Podsumowując, testujący przyjęli takie a nie inne kryteria oceny, nie wszyscy muszą się zgadzać i każdy może dokonać samodzielnej oceny otrzymanych przez testujących wyników, czy poczynionych obserwacji i na tej podstawie dokonać własnej oceny. W końcu temu chyba służą testy...
Pozdrawiam wszystkich idealistów, ja idę pstryknąć parę nocnych fotek moim 50D i narzekać na brak stabilizacji w moim statywie ;p
efrem1: jeżeli tak twierdzisz to zaproponuj kilka obiektywów z IS z zakresu 10-500 mm przystępnych cenowo w tym dwie stałki 50 i 100 mm(macro). Z firm niezależnych bez IS ,bez problemu wskażę Ci dobre optycznie obiektywy w cenie 1000-3000 PLN, a o M42 już nie wspomnę. Kocur: jak używam statywu to też mi IS nie potrzebne, ale nie wyobrażam sobie reporterki czy chociażby biegającego dzieciaka na placu zabaw fotografować ze statywu. Wielokrotnie światło 1,4 w mojej 50-tce i czułość iso 1600 było nie do utrzymania w ciemnym pomieszczeniu, dodam, że lampy używam tylko gdy jest jasno...

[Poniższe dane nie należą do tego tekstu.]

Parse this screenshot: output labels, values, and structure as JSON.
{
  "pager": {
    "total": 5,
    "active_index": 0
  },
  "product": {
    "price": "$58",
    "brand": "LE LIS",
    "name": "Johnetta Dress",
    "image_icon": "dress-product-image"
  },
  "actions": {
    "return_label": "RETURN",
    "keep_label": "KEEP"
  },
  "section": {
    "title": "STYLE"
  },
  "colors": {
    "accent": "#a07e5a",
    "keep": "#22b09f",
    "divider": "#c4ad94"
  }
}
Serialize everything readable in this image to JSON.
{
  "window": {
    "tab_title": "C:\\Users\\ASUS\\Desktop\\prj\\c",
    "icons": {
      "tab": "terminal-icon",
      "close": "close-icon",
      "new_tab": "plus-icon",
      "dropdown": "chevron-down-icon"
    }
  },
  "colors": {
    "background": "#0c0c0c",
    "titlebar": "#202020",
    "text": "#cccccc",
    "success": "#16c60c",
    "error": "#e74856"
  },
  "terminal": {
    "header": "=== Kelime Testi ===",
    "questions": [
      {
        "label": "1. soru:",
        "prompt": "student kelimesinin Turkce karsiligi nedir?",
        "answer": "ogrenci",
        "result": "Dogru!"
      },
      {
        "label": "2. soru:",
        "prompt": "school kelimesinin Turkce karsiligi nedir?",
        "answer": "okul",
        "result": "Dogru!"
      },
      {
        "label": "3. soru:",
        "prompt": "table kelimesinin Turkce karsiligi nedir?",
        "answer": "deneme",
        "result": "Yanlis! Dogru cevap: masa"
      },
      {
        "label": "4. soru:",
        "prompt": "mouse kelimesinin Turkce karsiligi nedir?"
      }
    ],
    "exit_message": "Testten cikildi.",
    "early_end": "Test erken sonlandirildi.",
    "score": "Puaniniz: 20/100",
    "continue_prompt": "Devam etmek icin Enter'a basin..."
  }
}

Moje fotki napewno nie sa tak dobre jak twoje, Faniak,nie chce sie wdawac w bitwe na talenty,podoba mi sie twoje folio,ale te zdjecia to tak czy tak Pentax,wiesz dobrze ze gdybys mial komplet pozadnych L-ek lub Nikkorkow to efekt byl by o niebo lepszy. Wiekszosc tego to praca w PS-ie i nie kazdy to lubi,takze nie kazdy lubi szerokie katy, takze czas zakonczyc dyskusje ,bo okaze sie spieram sie z wiekszoscia ludzi ktora to czyta.Ja systemu Pentaxa nigdy nie kupie i kropka.
Ludzie skończcie wojnę na systemy, przecież to nie o to chodzi, prawda jest taka, że każdy system ma zalety i wady i jakby zebrać wszystkie te zalety to mielibyśmy sprzęt ideał. A idealnie byłoby jakby można składać aparaty jak to się składa komputery: np: matryca od fuji, stabilizacja od olka, korpus nikona itd, itp :)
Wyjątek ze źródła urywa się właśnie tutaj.